You know the best thing about summer? Simple, Asian inspired dinners that can be whipped up in 30 minutes and served with loads of rainbow coloured veggies. That’s the best thing about summer.
We’re talking simple dishes that are quick enough for weeknights, but elegant enough for company. Because here’s the deal guys, in the middle of summer any and every night can be an entertaining night. These long warm evenings don’t last forever, so we gotta get out there and soak up summer and friendships. And all the baby roast veggies the summer can throw at you, right?
The secret to this 30 minute Asian beef is the sauce. Because isn’t the secret always the sauce? Mmmm K. So you’re gonna have to trust me on this sauce.
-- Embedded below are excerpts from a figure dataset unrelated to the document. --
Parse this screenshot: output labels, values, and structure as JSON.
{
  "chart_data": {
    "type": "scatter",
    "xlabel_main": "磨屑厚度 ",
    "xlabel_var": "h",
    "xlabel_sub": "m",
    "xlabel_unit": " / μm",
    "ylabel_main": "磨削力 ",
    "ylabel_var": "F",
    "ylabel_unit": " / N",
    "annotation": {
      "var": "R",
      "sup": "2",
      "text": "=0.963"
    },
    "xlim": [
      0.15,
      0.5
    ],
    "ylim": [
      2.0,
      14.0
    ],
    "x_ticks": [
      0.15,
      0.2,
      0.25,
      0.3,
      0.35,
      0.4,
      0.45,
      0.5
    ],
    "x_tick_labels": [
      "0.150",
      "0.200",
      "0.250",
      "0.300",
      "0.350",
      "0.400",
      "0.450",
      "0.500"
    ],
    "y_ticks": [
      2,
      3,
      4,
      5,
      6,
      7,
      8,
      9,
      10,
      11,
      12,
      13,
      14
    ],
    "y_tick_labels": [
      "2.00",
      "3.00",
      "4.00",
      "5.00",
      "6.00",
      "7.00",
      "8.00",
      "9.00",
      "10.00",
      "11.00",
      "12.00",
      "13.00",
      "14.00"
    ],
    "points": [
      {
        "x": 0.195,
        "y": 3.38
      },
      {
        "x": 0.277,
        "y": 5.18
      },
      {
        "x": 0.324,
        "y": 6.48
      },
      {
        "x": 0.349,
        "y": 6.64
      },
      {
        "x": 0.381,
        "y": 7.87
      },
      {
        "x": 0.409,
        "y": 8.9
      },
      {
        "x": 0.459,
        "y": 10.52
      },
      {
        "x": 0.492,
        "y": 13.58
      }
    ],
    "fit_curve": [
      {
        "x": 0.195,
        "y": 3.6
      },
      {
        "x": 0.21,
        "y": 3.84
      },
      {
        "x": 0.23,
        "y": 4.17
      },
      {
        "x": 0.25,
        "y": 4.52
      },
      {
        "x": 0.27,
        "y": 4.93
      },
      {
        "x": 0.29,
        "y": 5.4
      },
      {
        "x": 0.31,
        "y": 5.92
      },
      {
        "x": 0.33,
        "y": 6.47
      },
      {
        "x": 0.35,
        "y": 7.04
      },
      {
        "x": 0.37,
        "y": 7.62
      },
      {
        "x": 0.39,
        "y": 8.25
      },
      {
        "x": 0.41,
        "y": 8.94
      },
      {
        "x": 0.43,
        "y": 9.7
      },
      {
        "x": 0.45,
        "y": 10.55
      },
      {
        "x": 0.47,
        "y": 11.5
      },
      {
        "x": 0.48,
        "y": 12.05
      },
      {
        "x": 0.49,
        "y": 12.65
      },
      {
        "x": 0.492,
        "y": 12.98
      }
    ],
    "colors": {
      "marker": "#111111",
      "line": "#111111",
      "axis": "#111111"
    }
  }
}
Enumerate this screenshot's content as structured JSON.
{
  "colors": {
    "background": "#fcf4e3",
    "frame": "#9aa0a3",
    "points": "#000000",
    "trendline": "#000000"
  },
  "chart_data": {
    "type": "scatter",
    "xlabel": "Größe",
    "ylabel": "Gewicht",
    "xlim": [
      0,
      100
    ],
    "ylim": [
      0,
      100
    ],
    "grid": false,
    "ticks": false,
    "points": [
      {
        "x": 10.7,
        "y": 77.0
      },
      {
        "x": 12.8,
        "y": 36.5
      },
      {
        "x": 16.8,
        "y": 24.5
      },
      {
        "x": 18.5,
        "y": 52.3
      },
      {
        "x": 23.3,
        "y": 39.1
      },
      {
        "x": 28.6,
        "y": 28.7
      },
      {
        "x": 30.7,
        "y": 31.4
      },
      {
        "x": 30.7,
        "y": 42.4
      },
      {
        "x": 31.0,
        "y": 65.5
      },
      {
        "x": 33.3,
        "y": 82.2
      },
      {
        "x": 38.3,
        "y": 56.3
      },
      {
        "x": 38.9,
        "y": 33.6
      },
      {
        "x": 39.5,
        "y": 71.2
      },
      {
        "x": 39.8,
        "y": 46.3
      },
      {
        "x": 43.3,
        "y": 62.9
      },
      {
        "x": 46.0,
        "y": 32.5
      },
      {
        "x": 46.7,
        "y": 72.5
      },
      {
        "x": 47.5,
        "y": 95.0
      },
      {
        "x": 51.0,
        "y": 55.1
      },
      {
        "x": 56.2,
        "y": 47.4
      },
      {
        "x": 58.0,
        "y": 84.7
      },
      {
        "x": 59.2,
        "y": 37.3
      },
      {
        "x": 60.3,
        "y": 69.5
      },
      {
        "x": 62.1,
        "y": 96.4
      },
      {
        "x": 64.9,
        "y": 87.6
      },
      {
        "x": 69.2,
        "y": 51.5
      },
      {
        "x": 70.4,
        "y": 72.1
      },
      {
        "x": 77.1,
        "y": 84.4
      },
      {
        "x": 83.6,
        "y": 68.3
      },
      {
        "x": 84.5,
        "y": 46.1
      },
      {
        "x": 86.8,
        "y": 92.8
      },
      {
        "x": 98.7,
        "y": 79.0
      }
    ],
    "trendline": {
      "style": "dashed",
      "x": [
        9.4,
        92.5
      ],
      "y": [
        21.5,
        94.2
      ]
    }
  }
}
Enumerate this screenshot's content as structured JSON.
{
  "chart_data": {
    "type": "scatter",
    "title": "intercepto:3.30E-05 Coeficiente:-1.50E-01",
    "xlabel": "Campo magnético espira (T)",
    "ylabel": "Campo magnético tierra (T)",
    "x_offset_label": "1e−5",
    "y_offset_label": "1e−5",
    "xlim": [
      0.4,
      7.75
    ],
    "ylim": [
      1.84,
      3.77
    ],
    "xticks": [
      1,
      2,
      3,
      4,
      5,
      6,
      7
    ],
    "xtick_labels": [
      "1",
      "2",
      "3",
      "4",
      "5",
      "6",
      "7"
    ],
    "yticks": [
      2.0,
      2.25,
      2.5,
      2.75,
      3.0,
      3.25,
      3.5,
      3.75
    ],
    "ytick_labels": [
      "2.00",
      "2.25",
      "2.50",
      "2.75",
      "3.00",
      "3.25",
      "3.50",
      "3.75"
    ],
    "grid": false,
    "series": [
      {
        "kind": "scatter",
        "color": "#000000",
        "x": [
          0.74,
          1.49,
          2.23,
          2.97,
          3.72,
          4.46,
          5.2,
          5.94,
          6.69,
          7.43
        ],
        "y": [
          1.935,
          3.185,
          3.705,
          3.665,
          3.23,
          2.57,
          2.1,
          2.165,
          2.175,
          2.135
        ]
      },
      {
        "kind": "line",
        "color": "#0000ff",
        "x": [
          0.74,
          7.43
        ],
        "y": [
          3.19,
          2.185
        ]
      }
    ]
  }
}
It starts with some miso and some yogurt. But wait. Hear me out before you totally dismiss this idea. It’s definitely unorthodox, I’ll give you that. But something kind of magic happens when you mix that yogurt and miso together. The creaminess, the savoury umami-ness from the miso blend together, but what really ties it all together is the hit of sesame oil and the lime juice at the end.
I’m a food science and flavour nerd on a good day, and can often tell you how flavours complement or contrast each other and why. With this sauce, tho… it’s witch craft. I could not for the life of me figure out how this all works. It just does. And when weird flavour combos work, I think everyone should give them a try.
But before we go any further about how amazing this sauce is, let’s take a quick sec to admire them there baby beetroots, shall we?! ?? Oh… and how ’bout them little carrots too? See, when veggies and produce are this fresh, you just don’t have to fuss with stuff to make it look awesome. Besides, beef and beetroot… classic match made in heaven. And that earthy and nutty brown and wild rice is a solid decision to carry all that flavour to your face.
Clearly, this new dish is on heavy rotation at our house at the minute. But, there are still so many more summer dishes to fit in over our very short summer. But in the meantime, make this 30 minute Asian beef, and soak in summer time, kids.
30 Minute Asian Beef
- 1 8 oz steak
- 1 cup brown and wild rice mix
- 10 baby beetroot
- 10 baby rainbow carrots
- 2 Tbsp olive oil
For the Sauce
- 1/2 cup 125ml Greek yogurt
- 2 Tbsp brown miso paste
- 1 Tbsp toasted sesame oil
- squeeze of half a lime
- Cook the rice according to the package instructions.
- Preheat the oven to 200c
- Cut the baby veggies in half and coat with the olive oil and sprinkle with salt and pepper.
- Wrap in foil and roast in the preheated oven until cooked through. About 20 minutes.
- Meanwhile make the sauce.
- Whisk all the sauce ingredients in a bowl and season to taste.
- Cook the steaks on the grill or in a pan for about 2 minutes per side for medium rare.
- Serve over the rice, with the veggies and drizzle with the sauce.